各新聞には、ベルリンで開催される国際捕鯨委員会(IWC)の年次総会のことが書かれていると思うので、参照してくれれば幸いです。

◆ベルリン総会での注目点は。
「IWC内に鯨の保全委員会の設置を目指す決議案が提案される。可決されれば『開発から保全へ』という環境保護の流れが加速される。また、ホエール・ウォッチングを営む関係者が今回初めてオブザーバー参加する。鯨を『獲る』のではなく『見る』ことが大きな経済効果をもたらすことをアピールしたい』
◆保全委員会が必要な理由は。
「大型魚種の資源量が過去50年間で90%近く減ったとの研究結果が発表されるなど、世界の海洋環境は危機に瀕している」
◆鯨の資源増が漁業に悪影響を及ぼすとの日本政府の指摘については。
「非科学的で、ばかげた議論だ。鯨は生態系の重要な一部。
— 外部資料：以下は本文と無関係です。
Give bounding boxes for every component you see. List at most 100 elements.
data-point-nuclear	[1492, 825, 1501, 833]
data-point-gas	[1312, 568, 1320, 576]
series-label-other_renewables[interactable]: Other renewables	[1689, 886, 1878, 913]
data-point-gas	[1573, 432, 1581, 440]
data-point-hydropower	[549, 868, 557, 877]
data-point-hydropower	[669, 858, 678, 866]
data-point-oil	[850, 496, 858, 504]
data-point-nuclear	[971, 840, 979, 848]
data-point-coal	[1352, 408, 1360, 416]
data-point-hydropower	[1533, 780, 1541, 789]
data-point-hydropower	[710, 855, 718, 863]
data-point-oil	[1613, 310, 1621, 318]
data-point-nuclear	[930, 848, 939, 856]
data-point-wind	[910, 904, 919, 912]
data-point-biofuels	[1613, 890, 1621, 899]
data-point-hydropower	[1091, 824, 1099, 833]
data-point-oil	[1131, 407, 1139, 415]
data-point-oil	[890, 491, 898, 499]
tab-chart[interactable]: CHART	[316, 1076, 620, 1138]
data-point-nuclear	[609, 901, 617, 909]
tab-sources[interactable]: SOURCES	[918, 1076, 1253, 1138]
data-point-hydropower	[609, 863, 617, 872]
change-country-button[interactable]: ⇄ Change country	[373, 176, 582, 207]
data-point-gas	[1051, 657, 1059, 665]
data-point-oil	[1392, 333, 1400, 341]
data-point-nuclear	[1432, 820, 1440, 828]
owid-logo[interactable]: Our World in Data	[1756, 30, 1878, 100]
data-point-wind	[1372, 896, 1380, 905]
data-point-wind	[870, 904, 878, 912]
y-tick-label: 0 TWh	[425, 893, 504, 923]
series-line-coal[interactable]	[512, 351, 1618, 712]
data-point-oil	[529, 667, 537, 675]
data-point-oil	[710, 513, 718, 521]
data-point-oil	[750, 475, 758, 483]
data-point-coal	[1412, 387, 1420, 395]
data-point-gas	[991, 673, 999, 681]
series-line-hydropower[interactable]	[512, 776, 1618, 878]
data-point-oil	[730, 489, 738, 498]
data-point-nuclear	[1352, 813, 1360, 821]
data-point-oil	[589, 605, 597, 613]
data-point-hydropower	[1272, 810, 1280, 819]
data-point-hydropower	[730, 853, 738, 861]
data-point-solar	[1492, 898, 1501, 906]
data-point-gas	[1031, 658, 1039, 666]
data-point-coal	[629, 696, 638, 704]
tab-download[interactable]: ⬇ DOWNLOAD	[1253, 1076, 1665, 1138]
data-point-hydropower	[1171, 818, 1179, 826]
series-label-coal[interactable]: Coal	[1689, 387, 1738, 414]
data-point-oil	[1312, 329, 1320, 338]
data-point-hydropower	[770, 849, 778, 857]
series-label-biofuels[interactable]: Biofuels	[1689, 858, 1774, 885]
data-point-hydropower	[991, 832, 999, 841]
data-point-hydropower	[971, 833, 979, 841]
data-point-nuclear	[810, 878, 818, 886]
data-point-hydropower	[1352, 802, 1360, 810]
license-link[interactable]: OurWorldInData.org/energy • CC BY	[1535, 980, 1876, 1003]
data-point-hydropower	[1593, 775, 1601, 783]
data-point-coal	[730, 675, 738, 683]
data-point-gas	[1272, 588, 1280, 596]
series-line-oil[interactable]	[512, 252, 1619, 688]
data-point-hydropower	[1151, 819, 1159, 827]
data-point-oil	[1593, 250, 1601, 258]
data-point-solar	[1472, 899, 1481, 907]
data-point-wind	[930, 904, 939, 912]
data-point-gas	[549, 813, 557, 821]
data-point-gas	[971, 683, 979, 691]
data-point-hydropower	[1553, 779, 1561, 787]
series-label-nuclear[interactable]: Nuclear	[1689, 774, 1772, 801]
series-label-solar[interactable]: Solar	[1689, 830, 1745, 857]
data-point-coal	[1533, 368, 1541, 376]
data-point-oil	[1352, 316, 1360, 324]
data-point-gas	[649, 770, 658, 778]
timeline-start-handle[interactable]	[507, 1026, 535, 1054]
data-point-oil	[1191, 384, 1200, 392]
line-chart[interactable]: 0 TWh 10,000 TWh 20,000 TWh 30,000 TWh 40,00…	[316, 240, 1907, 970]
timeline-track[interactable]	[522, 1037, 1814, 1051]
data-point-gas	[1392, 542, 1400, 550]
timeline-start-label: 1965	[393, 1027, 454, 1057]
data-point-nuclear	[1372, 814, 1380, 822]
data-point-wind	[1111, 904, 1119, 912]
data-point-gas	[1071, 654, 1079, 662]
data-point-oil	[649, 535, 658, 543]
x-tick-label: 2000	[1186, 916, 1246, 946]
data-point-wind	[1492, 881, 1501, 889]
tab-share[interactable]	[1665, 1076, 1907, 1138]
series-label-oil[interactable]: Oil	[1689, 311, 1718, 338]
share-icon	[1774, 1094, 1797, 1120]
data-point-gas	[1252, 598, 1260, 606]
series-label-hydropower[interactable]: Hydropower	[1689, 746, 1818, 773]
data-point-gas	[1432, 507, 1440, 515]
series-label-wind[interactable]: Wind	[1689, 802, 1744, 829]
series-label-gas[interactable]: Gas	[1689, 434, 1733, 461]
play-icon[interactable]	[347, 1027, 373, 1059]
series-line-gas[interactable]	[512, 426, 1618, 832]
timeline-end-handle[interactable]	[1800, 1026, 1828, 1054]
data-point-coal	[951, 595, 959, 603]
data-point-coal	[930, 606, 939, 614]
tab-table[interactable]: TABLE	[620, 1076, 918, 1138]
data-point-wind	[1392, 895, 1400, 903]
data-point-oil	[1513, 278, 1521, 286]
魚類資源保護のためには、生態系全体を守らなければならない」
(6月15日付「新潟日報」)

この3つの問答に関して反論します。

一つ目は、ホエール・ウォッチングについてです。
鯨にとって人間に近づかれて見られるという行為がどのようなものなのか。
特にアメリカでは、アニマル・ライツという動物にまで人権を主張する団体もあるほどです。
アニマル・ライツ派の視点で見れば、鯨だってそっとしておいてほしい、という考えが出てくるはず。
鯨が人間に観察されて、鯨に何ら利益はない。
ゆえ、アニマル・ライツ派は「ホエール・ウォッチングもやめろ!」というべきです。
そう言わないのは、何か背後に策略があるからか、あるいは、単純なバカか、どちらかだと私は思いますけど。
しかも捕鯨と同じくして、ホエール・ウォッチングには燃料を使いますから、環境にやさしいかどうか、グリーンピースはよく考えるべきです。

二つ目はデータの持ち出し方があまりに古いということ。
50年も前と比較するなら、そりゃどんなものだって、減ってますよ。
増えているのは人口とカネの流通量と廃棄物だけ。
過去10年とか5年とかを見て、ハナシをしてください。

しかも3つ目との関連で、魚類資源が減っていることを無視して、鯨だけが減っていることのみを主張することは、全体的な視点を欠いています。
大きな視点で見るならば、人口が増えていて、先進国の贅沢病が増えていて、それを補うには漁獲高増しかない、あるいは農産物の生産増しかない。
人間も生態系の一部であるから、生態系全体のバランスを考えるならば、鯨の減少よりも人口増大のほうが100倍も深刻な問題です。
鯨はご存知の通り大食漢で、ものすごい量の魚類を食べています。
海の生態系では、人間の次に上位にくる動物であり、人間と競合するのは避けられません。
それゆえ、日本政府の主張は悪いものでもなく、決して非科学的なものではない。
で、鯨は生態系で重要な一部としていますが、生態系のバランスを考えるならば、魚類資源の減少している現在、鯨の増えすぎはいいことではない。
しかも、そのデータ比較で、50年も前のものを持ち出すなら、50年前の魚類資源も比較して論議すべきものです。
絶滅させず、増やさず。
これが生態系のバランスをとるうえで、重要なことだと私は思います。

過去の長い地球上の歴史で、体の大きい恐竜が絶滅しています。
自然の生態系は厳しいもので、人間の自然破壊行動も「長い歴史の自然界のできごと」と捉えるならば、結局、「人間」対「鯨」の食糧獲得競争で、鯨は負け、絶滅する流れではないか、と私は思います(非常に冷酷な見方になりますが)。